Pseudolmedia is a flowering plant genus in the mulberry family (Moraceae). Species are found in southern Mexico, the Caribbean, and Meso- and South America. They are known in Latin America as lechechiva (approximately "goat's milk tree") and used for timber, construction wood, and sometimes in folk medicine.

Selected species
 Pseudolmedia ferruginea (Poepp. & Endl.) Trécul (type) *
 Pseudolmedia gentryi C.C.Berg
 Pseudolmedia glabrata (Liebm.) C.C.Berg, called cherry
 Pseudolmedia havanensis Trécul (type) *
 Pseudolmedia hirtula Kuhlm.
 Pseudolmedia laevigata Trécul
 Pseudolmedia laevis (Ruiz & Pav.) J.F.Macbr.
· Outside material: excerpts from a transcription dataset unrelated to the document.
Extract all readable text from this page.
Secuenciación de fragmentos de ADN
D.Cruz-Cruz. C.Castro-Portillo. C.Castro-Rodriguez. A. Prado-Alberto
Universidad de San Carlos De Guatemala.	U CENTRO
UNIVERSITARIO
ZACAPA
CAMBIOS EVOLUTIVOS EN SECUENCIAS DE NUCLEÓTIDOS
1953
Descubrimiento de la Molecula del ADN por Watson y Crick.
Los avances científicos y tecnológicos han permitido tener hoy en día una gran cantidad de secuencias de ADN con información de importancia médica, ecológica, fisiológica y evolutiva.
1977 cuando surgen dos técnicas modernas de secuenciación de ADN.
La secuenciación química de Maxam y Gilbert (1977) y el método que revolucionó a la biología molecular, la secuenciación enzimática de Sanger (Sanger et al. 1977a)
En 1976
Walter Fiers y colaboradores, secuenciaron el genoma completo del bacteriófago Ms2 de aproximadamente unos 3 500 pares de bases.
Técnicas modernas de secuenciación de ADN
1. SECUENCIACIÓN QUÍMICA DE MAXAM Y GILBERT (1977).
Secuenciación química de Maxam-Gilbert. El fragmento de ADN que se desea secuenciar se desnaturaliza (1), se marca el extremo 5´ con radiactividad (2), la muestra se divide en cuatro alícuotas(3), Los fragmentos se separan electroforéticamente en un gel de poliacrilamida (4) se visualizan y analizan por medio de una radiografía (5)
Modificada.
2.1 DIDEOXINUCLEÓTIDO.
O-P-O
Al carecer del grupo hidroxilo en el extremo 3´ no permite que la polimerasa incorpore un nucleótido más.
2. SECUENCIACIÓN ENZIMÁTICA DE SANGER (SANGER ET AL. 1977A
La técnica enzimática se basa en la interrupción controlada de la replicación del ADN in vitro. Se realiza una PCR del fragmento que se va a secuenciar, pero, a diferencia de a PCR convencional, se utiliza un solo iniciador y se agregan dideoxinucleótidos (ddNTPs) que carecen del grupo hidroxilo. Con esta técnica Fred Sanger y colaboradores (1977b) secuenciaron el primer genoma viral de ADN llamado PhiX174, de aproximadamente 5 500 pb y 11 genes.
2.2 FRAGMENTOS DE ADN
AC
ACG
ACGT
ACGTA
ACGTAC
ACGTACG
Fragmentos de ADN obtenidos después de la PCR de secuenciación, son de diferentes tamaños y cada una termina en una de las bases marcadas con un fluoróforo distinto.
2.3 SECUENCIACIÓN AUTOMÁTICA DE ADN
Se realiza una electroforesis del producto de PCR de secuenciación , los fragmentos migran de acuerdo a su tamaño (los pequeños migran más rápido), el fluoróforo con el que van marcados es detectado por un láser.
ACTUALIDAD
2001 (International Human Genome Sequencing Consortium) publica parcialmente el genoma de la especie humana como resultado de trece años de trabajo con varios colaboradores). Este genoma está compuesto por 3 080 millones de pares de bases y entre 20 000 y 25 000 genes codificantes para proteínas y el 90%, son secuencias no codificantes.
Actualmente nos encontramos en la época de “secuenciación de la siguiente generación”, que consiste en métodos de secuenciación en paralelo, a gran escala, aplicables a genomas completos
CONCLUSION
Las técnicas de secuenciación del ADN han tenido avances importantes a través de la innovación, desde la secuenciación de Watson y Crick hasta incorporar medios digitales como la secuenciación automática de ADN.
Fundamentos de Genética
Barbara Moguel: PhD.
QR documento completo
 Pseudolmedia macrophylla Trécul
 Pseudolmedia manabiensis C.C.Berg
 Pseudolmedia mollis Standl.
 Pseudolmedia rigida (Klotzsch & H.Karst.) Cuatrec.
 Pseudolmedia spuria (Sw.) Griseb.
 List sources :
* Note: Despite having been designated as types for this genus, The Plant List considers P. ferruginea to be a synonym of P. laevis; and P. havanensis to be a synonym of P. spuria.